Das Schiff bezog seine Energie aus Quantenaktivitäten im Vakuum.
So war es während des Fluges eingehüllt in eine Wolke aus
Plasma, die alle Signale von außen ausschloss.
    »Gesehen noch nicht. Aber es kann nicht mehr lange
dauern.« Karim holte tief Luft, hob eine Hand und ließ sie
in einer hilflosen Geste wieder fallen.
    … nicht mehr lange… Nicht mehr lange, bis sie
einen unbekannten Planeten erreichten, einen Planeten, der nicht den
Pelzlingen gehörte, sondern den Ranken – der dritten
Spezies, die sich in diesem Teil des Weltraums herumtrieb. Eine
außerirdische Rasse, die für die Menschen noch
fremdartiger war als die Pelzlinge. Und das Vermächtnis dieser
Ranken war der einzige Schutz, auf den die Menschen von Greentrees
hoffen konnten.
    Plötzlich sah Karim ein Bild vor seinem inneren Auge,
ungerufen und unwillkommen. Er sah seinen Großvater im
wunderschönen, längst vergangenen Garten seiner Familie in
der irdischen Stadt Isfahan. Der alte Mann rezitierte für den
kleinen Karim aus dem Koran, während der Junge
eingeschüchtert zuhörte. Die Augen des alten Mannes
loderten vor Glaube und Leidenschaft: »Jede Seele soll den
Tod kosten, und wir werden euch mit Gutem und Bösem auf die
Probe stellen, und zu uns sollt ihr zurückkehren.«
    »Komm, Lucy«, sagte Karim, »lass uns zur
Brücke zurückkehren. Wir müssen uns auf die Ankunft
vorbereiten.«

 
1. KAPITEL
MIRA CITY
     
     
    Die Feier strebte dem Höhepunkt zu, die Ansprachen standen
an, und Alex war nirgendwo zu finden.
    Natürlich, dachte Siddalee Brown missmutig,
während sie sich durch die Menge im Park schob, Alex ist nie
da, wo sie sein soll. Sie ist immer unterwegs und macht irgendetwas
anderes – vermutlich etwas Wichtiges, aber eben nie da, wo sie
gerade sein soll. Und natürlich ist es hier und jetzt
genauso!
    Und sie, Siddalee Brown, trug leider die Verantwortung dafür,
dass Alexandra Cutler zu ihren Terminen erschien.
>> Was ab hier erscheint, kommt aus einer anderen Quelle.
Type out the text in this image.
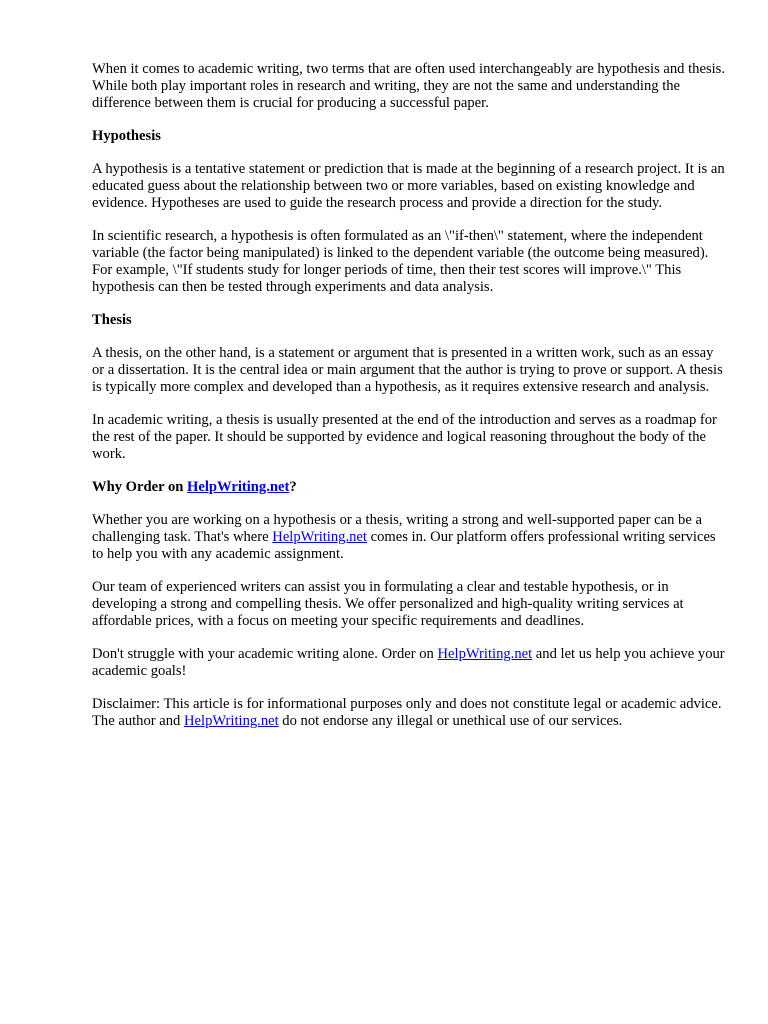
When it comes to academic writing, two terms that are often used interchangeably are hypothesis and thesis. While both play important roles in research and writing, they are not the same and understanding the difference between them is crucial for producing a successful paper.

Hypothesis

A hypothesis is a tentative statement or prediction that is made at the beginning of a research project. It is an educated guess about the relationship between two or more variables, based on existing knowledge and evidence. Hypotheses are used to guide the research process and provide a direction for the study.

In scientific research, a hypothesis is often formulated as an \"if-then\" statement, where the independent variable (the factor being manipulated) is linked to the dependent variable (the outcome being measured). For example, \"If students study for longer periods of time, then their test scores will improve.\" This hypothesis can then be tested through experiments and data analysis.

Thesis

A thesis, on the other hand, is a statement or argument that is presented in a written work, such as an essay or a dissertation. It is the central idea or main argument that the author is trying to prove or support. A thesis is typically more complex and developed than a hypothesis, as it requires extensive research and analysis.

In academic writing, a thesis is usually presented at the end of the introduction and serves as a roadmap for the rest of the paper. It should be supported by evidence and logical reasoning throughout the body of the work.

Why Order on HelpWriting.net?

Whether you are working on a hypothesis or a thesis, writing a strong and well-supported paper can be a challenging task. That's where HelpWriting.net comes in. Our platform offers professional writing services to help you with any academic assignment.

Our team of experienced writers can assist you in formulating a clear and testable hypothesis, or in developing a strong and compelling thesis. We offer personalized and high-quality writing services at affordable prices, with a focus on meeting your specific requirements and deadlines.

Don't struggle with your academic writing alone. Order on HelpWriting.net and let us help you achieve your academic goals!

Disclaimer: This article is for informational purposes only and does not constitute legal or academic advice. The author and HelpWriting.net do not endorse any illegal or unethical use of our services.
    »Hast du Alex gesehen?«, fragte sie Salah Hadijeh. Salah
trug ein exotisches, fließendes weißes Gewand. Für
die Araber war das typisch: Sie tauchten auf Feiern in jeder nur
denkbaren Gewandung auf, nur nicht in gewöhnlicher Kleidung.
    Salah lachte auf. »Alex? Die habe ich vor zehn Minuten
gesehen, im Mausoleum. Sie war sturzbetrunken.« Er lachte noch
einmal, schwankte und hob grüßend das Glas.
    Alex trank nie, das wusste Siddalee Brown. Aber Salah hatte
getrunken! Mussten sich diese Araber nicht vom Alkohol fern halten?
Es verstieß gegen ihre Religion, hatte Siddalee gehört.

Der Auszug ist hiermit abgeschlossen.